After the Second World War, I began to feel a need for a religious belief again. I realized that humanity could never be without a religion. The human soul needs religion. Religion is the greatest guide and the most profound source of consolation. An irreligious person is doomed to perdition. The worst evils come to humanity from irreligiousness. Leading a perfect social life requires people’s being attached to one another, which in turn is dependent upon religion. I realized that today’s progressive man could not accept a religion that could not cope with today’s living conditions or scientific improvements, which consisted of some grotesque ideas, and which ran counter to common sense. Such was the Christian religion. To know how the other religions were, I decided to examine all the world’s religions. I studied the American Quakers[1], the Unitarians[2], and even the Bahâîs[3]. But none of them seemed satisfactory to me.

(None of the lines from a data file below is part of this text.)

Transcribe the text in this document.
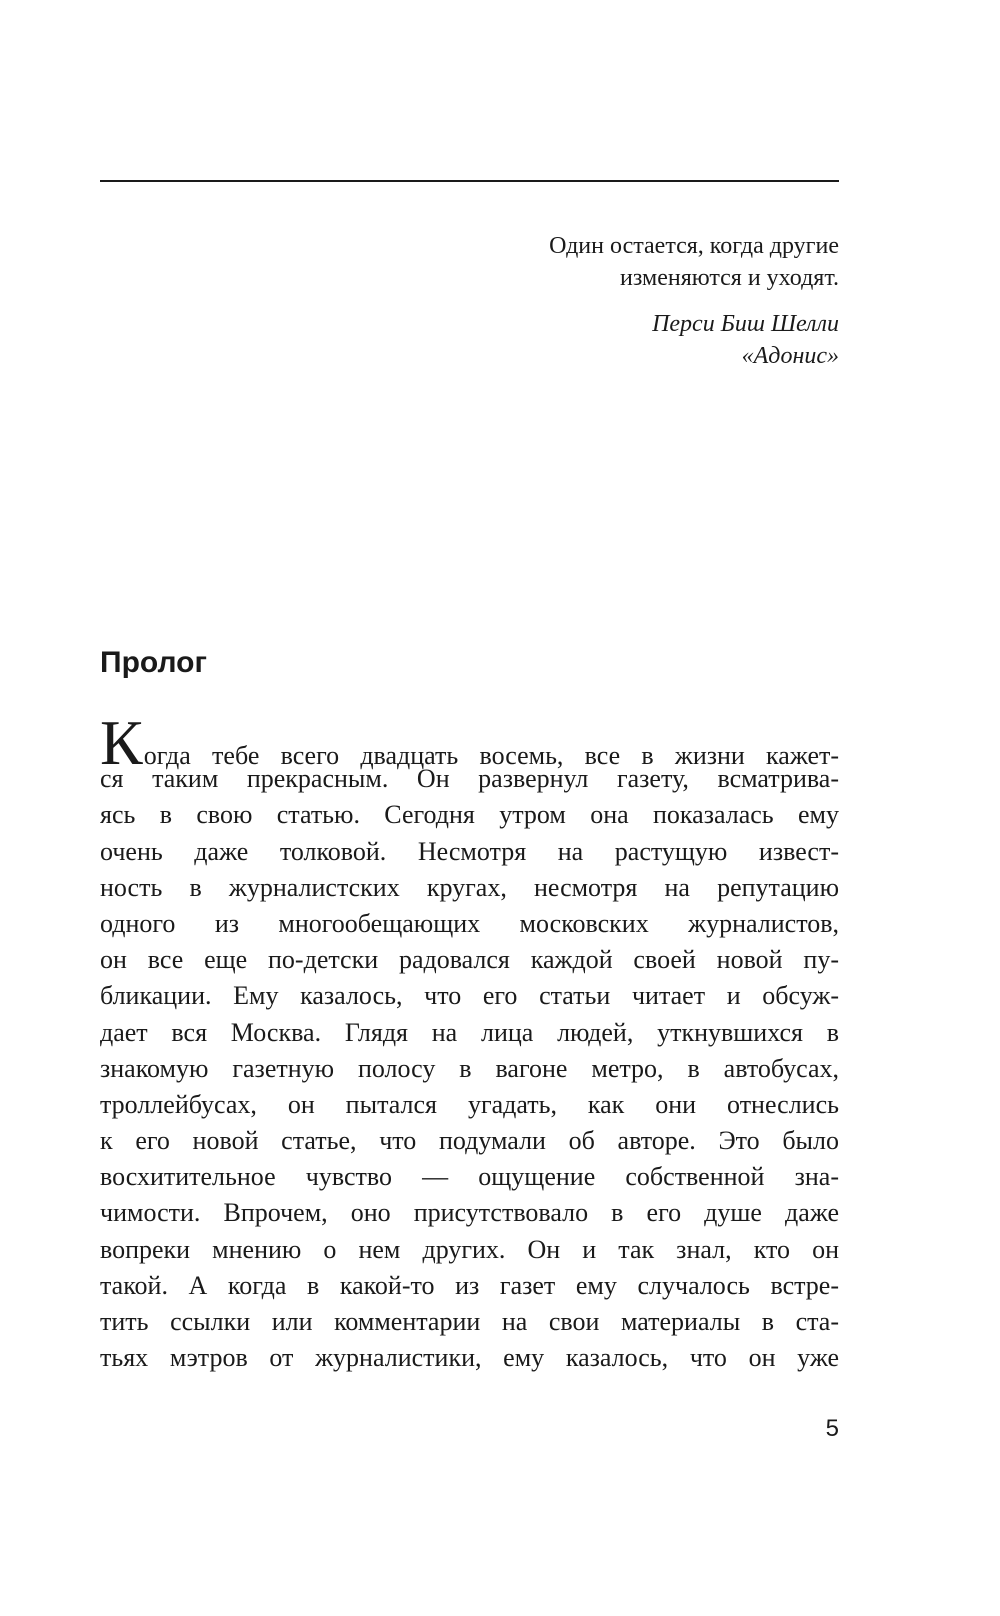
Один остается, когда другие
изменяются и уходят.
Перси Биш Шелли
«Адонис»
Пролог
Когда тебе всего двадцать восемь, все в жизни кажет-
ся таким прекрасным. Он развернул газету, всматрива-
ясь в свою статью. Сегодня утром она показалась ему
очень даже толковой. Несмотря на растущую извест-
ность в журналистских кругах, несмотря на репутацию
одного из многообещающих московских журналистов,
он все еще по-детски радовался каждой своей новой пу-
бликации. Ему казалось, что его статьи читает и обсуж-
дает вся Москва. Глядя на лица людей, уткнувшихся в
знакомую газетную полосу в вагоне метро, в автобусах,
троллейбусах, он пытался угадать, как они отнеслись
к его новой статье, что подумали об авторе. Это было
восхитительное чувство — ощущение собственной зна-
чимости. Впрочем, оно присутствовало в его душе даже
вопреки мнению о нем других. Он и так знал, кто он
такой. А когда в какой-то из газет ему случалось встре-
тить ссылки или комментарии на свои материалы в ста-
тьях мэтров от журналистики, ему казалось, что он уже
5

Eventually, I somehow found a book entitled ‘Islamo Esperantiste Regardata’, written in the Esperanto language. The book had been published by a British Muslim named Ismâ’îl Collin Evans. That book was the guide that led me to Islam, in 1949. I read it. I consulted the Islamic organization called ‘Dâr-ultablîgh-
ul-Islâm’[1] in Cairo, and requested them to give me information about Islam. They sent me a book entitled ‘Islâmo Chies Religio’, which, again, was in the Esperanto language. That book completed my îmân, and I became a Muslim.

[1] A group of Christians called Society of Friends. They are known for their opposition to violence and war. They perform their religious services in silence, and call them Meetings.
[2] A Christian religious group, who believe in the unity of Allah.
[3] One of the heretical sects founded for the purpose of demolishing Islam from within. For further information, please see Endless Bliss, Second Fascicle, 36th chapter.

Islam fully answers all my thoughts, aspirations and wishes that I have had since my childhood. Islam comprehends both freedom and discipline. Islam, while listing our duties towards Allâhu ta’âlâ on the one hand, prescribes the ways of leading a comfortable and peaceful worldly life on the other. Islam recognizes rights not only for the entire humanity, but also for each and every living creature. Islam has brought the most correct solutions to the most critical problems. As a sociologist, I have admired the greatness and the perfection inherent in the Islamic precepts ‘Zakât’ and ‘Hajj’. [Zakât], which means for a person who has been given a larger share from worldly goods to mete out a certain percentage of his property to the poor, and [Namâz in jamâ’at (congregational prayer) and Hajj], which mean all Muslims’ coming together, worshipping Allâhu ta’âlâ and knowing one another, the rich and the poor, the seniors and the juniors, the old and the young, merchants, artisans and, in short, the rank and file, indicate that Islam attained long ago the elevations that today’s social sciences have not reached so far despite all the painstaking endeavours. Owing to this accomplished character, Islam has shown the most perfect medium way between capitalism and communism and provided the conveniences coveted by all people. Islam is a tremendous religion which brings together all the people in the world regardless of their race, nation, social status, colour and language, which gives them equal rights, which balances their economical discrepancies by means of a well-calculated social-aid system, and which provides a material and spiritual discipline by infusing the fear of Allah. Even the Islamic polygamy, Islam’s most criticized aspect, bears some biological considerations and is a principle more honest than the hypocritical monogamy of the Catholics, who never live with one woman.

In conclusion, I pay hamd-u-thenâ to Allâhu ta’âlâ, who has guided me to the right path and blessed me with the path that will lead me to His approval.